Quoting intelligence inputs, the Army Commander said, ''Fifty-two militants' training camps are still operational across the border, out of which 29 to 30 are in the akistan-occupied-Kashmir and its Northern areas.'' Lt Gen Panag said although, the militancy in Kashmir has taken southwards move since 2003, but the infiltration from across the border was still continuing.
''About 5,000 odd-trained militants, including some misguided youths of Jammu and Kashmir, are waiting to intrude into this side of LoC.
He, however said some political parties had been demanding the withdrawal of Army from Jammu and Kashmir on the plea that the ''situation in the state has improved''.
''The Army believes that Pakistan can raise militancy in Jammu and Kashmir any time as it has adopted a wait and watch policy with India in order to take maximum benefits from the ongoing peace process on its own terms.'' Lt Gen Panag said, '' Pakistan can raise it any time to exploit democratic values and disturb peace in India.
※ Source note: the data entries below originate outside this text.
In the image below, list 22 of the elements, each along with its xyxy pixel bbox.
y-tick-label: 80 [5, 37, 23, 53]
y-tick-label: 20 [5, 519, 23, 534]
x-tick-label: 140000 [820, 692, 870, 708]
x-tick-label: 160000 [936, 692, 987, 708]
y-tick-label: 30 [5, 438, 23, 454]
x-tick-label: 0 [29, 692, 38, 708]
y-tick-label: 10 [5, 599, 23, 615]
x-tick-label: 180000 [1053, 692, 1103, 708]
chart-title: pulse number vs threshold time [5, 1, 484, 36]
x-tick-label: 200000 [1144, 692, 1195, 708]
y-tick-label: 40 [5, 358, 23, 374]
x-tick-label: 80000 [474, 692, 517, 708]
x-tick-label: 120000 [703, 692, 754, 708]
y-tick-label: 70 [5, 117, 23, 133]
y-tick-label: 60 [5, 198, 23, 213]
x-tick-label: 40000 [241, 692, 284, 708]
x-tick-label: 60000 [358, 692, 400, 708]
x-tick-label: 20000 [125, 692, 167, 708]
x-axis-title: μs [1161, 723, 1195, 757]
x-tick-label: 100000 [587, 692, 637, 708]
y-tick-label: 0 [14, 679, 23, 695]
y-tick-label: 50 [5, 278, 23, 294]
''We have a successful counter-terrorism strategy but we keep a vigil because Pakistan can raise it (militancy) any time,'' the Army Commander said, asserting that there was no change in Pakistan's attitude towards militancy as it was still supporting and facilitating militants to infiltrate into this side.
On air-borne offensive against militants, like the one by Pakistan in FATA (Federally Administered Territorial Area), Lt Gen Panag said, ''We cannot use such force within our own territory as it makes people unfriendly.
''We don't want collateral damage in fighting terrorists,'' he said, maintaining that the Army would continue with the people-friendly counter-insurgency operations in the state.
When asked about al-Qaeda's presence, Lt Gen Panag said, ''We cannot say it (al Qaeda) is not there (in Jammu and Kashmir), but we have not come across any of its hardcore operative so far.'' ''The al-Qaeda has outsourced its operations to other terrorist outfits, like Jaish-e-Mohammad and Lashker-e-Toiba in Pakistan, to carry out its missions,'' he said.